Monday, February 24, 2014

Is War An Art or Is War A Disease? - 2

Nuclear War: the ultimate nothing
Like the sales pitch "try it you'll like it" indicates, some things we seem to have to try in order that we may grasp the subject matter.

But other things, like the nuclear war to end all wars, trying it will be the last thing civilization does.


A general jesus fan of some sort, a U.S. General, has a better solution which he preached about at length to the choir and the congregation in a church:
The Lord is a warrior and in Revelation 19 it says when he comes back, he's coming back as what? A warrior. A mighty warrior leading a mighty army, riding a white horse with a blood-stained white robe ... I believe that blood on that robe is the blood of his enemies 'cause he's coming back as a warrior carrying a sword.
"Jesus is coming with an AR-15"

And I believe now - I've checked this out - I believe that sword he'll be
carrying when he comes back is an AR-15.

Now I want you to think about this: where did the Second Amendment come from? ... From the Founding Fathers, it's in the Constitution. Well, yeah, I know that. But where did the whole concept come from? It came from Jesus when he said to his disciples 'now, if you don't have a sword, sell your cloak and buy one.'

I know, everybody says that was a metaphor. IT WAS NOT A METAPHOR! He was saying in building my kingdom, you're going to have to fight at times. You won't build my kingdom with a sword, but you're going to have to defend yourself. And that was the beginning of the Second Amendment, that's where the whole thing came from. I can't prove that historically and David [Barton] will counsel me when this is over, but I know that's where it came from.

And the sword today is an AR-15, so if you don't have one, go get one. You're supposed to have one. It's biblical.
(Hypothesis: The Cultural Amygdala - 4). Now that will save a lot of lives, only killing the enemies of Mithra with AR-15 rifles from the well-stocked armory:
Today’s religious Right equates secularism with totalitarianism, and it opposes these twinned forces internationally and within the culture of the United States. Jonathan P. Herzog’s well-researched study demonstrates that the Right’s theological partisans are marshaling a system of beliefs initially forged by a coalition of conservatives, liberals, and moderates in the early Cold War. With assistance from clergy and interfaith groups, leaders in a variety of secular institutions promoted the idea that America was a covenant nation engaged in a holy war with a communist enemy whose belief system was a rival faith to Judeo-Christian democracy.
(The Virgin MOMCOM - 6). In the first post of this series we pointed out that the War Colleges teach war, religion, and when the chips are down they surge:
"The Moral Law causes the people to be in complete accord with their ruler, so that they will follow him regardless of their lives ...

The Commander stands for the virtues of wisdom, sincerely, benevolence, courage and strictness ...

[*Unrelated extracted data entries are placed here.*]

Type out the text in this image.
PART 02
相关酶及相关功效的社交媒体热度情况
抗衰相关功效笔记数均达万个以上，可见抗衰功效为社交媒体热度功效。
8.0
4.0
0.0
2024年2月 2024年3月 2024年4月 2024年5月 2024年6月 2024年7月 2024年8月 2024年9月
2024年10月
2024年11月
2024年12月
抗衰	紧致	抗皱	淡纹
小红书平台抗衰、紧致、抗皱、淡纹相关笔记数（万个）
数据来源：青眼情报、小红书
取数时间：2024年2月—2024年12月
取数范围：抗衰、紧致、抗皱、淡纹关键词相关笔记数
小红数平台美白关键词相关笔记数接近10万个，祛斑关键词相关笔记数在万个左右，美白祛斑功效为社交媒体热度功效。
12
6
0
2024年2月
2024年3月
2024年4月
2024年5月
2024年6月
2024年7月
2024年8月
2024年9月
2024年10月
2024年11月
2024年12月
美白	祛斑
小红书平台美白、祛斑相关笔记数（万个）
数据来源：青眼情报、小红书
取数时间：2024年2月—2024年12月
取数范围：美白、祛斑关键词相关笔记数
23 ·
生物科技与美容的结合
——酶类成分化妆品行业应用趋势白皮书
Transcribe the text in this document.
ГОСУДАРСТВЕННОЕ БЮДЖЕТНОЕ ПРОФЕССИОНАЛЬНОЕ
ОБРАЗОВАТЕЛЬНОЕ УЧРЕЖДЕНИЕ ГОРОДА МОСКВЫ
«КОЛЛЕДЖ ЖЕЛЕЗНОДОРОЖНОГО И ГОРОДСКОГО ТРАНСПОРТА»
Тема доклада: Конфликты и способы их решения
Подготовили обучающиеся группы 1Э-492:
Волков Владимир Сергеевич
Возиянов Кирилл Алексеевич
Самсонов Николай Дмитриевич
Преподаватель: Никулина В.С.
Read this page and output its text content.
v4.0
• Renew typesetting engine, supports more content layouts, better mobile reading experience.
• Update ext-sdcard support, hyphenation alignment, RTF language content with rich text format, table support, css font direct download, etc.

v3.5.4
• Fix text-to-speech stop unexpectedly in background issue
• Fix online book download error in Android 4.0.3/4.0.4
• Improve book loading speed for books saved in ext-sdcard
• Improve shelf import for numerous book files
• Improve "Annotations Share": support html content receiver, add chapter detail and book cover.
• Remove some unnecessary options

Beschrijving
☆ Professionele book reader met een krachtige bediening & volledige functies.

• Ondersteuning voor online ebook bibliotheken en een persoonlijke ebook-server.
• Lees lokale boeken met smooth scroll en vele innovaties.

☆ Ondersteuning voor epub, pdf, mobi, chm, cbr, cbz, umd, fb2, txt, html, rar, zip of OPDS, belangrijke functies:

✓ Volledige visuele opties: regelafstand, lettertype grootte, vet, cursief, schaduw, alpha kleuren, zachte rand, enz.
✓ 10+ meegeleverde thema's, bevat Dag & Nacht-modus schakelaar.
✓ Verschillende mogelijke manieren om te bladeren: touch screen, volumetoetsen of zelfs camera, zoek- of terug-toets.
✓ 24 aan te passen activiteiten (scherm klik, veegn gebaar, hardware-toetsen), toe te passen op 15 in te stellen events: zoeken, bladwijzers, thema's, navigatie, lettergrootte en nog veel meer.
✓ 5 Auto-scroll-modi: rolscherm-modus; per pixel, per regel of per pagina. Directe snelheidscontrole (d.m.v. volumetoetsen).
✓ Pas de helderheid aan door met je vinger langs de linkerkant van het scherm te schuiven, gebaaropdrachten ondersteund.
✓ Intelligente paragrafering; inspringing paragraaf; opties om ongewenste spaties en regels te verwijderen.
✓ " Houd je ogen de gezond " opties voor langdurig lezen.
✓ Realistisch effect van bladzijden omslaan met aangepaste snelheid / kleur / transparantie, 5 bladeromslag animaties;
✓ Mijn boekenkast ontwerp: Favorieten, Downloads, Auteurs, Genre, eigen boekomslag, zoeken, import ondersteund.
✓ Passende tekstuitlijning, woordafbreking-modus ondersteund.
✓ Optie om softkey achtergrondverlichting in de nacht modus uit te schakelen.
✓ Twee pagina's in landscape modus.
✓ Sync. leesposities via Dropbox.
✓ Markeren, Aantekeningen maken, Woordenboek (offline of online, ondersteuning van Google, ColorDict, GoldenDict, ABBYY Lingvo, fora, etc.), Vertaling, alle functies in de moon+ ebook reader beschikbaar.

By method and discipline are to be understood the marshaling of the army in its proper subdivisions, the graduations of rank among the officers, the maintenance of roads by which supplies may reach the army, and the control of military expenditure."
(Is War An Art or Is War A Disease?). So, what are we to believe is going to happen now that a shocking development, perhaps borne of reductionism, is said to be taking place:
Defense Secretary Chuck Hagel will propose on Monday a reduction in the size of the U.S. Army to its smallest size since before World War Two and scrapping a class of Air Force attack jets, the New York Times reported on Sunday.

The plans, which the paper said were outlined by several Pentagon officials on condition of anonymity, would be aimed at reducing defense spending in the face of government austerity after a pledge by President Barack Obama to end U.S. involvement in wars in Iraq and Afghanistan.

It would leave the military capable of defeating any enemy but too small for long foreign occupations, and would involve greater risk if U.S. forces were asked to carry out two large-scale military actions at the same time.

"You have to always keep your institution prepared, but you can't carry a large land-war Defense Department when there is no large land war," the Times quoted a senior Pentagon official as saying.

It added that some of the plans may face political opposition in Congress, but quoted the officials as saying that they had the endorsement of the Joint Chiefs of Staff.
(War Budget To Be Diminished, [by ~13.5% Guardian]; cf. Salon). Remember the last time that military austerity was on the table:
Until more money arrives, the defense apparatus is literally feeding on its own parts, pinching this and that, scrimping here and there, in order to keep the same Cold War force structure in place and the same lineup of new weapons moving through the pipeline of development. During the Cold War era, the military institution acquired a reflexive appetite for growth that it's now unwilling to give up. Instead, it lumbers toward a self-induced crisis of malnourishment, as when an addict's starving body eats its own liver.
(Is There A Shadow Government? - 2). There was a surge that doubled the budget for wars soon after that.

So, we shall see. But for now we can hope (American Feudalism - 6).